In this work, an automated aerosol to hydrosol sampler was coupled with an automated hydrosol concentrator for volume reduction of the final sample for delivery to an identifier. The aerosol to hydrosol collector operated at 450 LPM and dispensed 8 milliliter samples to the hollow-fiber membrane filter-based hydrosol concentrator every five minutes. The initial samples were concentrated into 80 microliter final volume samples within two minutes resulting in a 92X average concentration factor. The overall concentration factor of the combined systems was on average 3.5 x 106 (cfu/L liquid)/(cfu/L air)in each five minute sample with a combined efficiency of 70% for 1-micron fluorescent polystyrene microspheres.
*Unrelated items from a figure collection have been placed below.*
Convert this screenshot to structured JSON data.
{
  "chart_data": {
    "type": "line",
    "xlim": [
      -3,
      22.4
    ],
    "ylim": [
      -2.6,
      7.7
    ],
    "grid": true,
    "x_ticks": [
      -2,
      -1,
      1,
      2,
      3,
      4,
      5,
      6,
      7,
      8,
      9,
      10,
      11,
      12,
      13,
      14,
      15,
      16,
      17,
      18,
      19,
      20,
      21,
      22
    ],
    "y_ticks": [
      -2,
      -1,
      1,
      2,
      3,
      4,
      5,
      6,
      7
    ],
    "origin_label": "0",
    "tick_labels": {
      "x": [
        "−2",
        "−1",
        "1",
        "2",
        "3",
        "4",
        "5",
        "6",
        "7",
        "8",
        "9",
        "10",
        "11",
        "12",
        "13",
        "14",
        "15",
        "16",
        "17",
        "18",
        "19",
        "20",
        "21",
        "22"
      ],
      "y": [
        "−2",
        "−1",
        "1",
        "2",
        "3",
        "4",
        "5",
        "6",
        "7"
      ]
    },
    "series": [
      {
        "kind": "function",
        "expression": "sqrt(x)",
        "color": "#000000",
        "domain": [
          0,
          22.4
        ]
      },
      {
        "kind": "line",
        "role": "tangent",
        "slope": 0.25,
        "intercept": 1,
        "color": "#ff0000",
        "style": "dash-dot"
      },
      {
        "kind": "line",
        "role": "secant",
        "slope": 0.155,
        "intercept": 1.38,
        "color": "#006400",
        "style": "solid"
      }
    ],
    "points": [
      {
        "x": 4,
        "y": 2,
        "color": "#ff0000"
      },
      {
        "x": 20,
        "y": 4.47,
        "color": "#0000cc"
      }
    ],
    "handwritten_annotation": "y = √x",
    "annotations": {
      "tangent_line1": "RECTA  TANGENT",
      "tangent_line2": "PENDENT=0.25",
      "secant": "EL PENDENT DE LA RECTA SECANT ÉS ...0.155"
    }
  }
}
Losses in the system were primarily driven by the collection efficiency of the aerosol to hydrosol sampler, which was between 60 and 70%. The efficiency of the concentration step was over 92%. Integration of the systems resulted in an opportunity to recycle some of the collection fluid back into the collection cycle. During three sets of 20 samples (100 min total sampling time per sample set), up to 2/3 of the initial input collection fluid volume used by the aerosol sampler was recovered from the permeate side of the concentrator, where it had been sterile-filtered using a hollow-fiber membrane filter with 100 kD pore size. The buildup of buffer in the collection fluid is described and may be a limiting factor if fluid recycling is implemented in an integrated bioaerosol sampling and concentration system.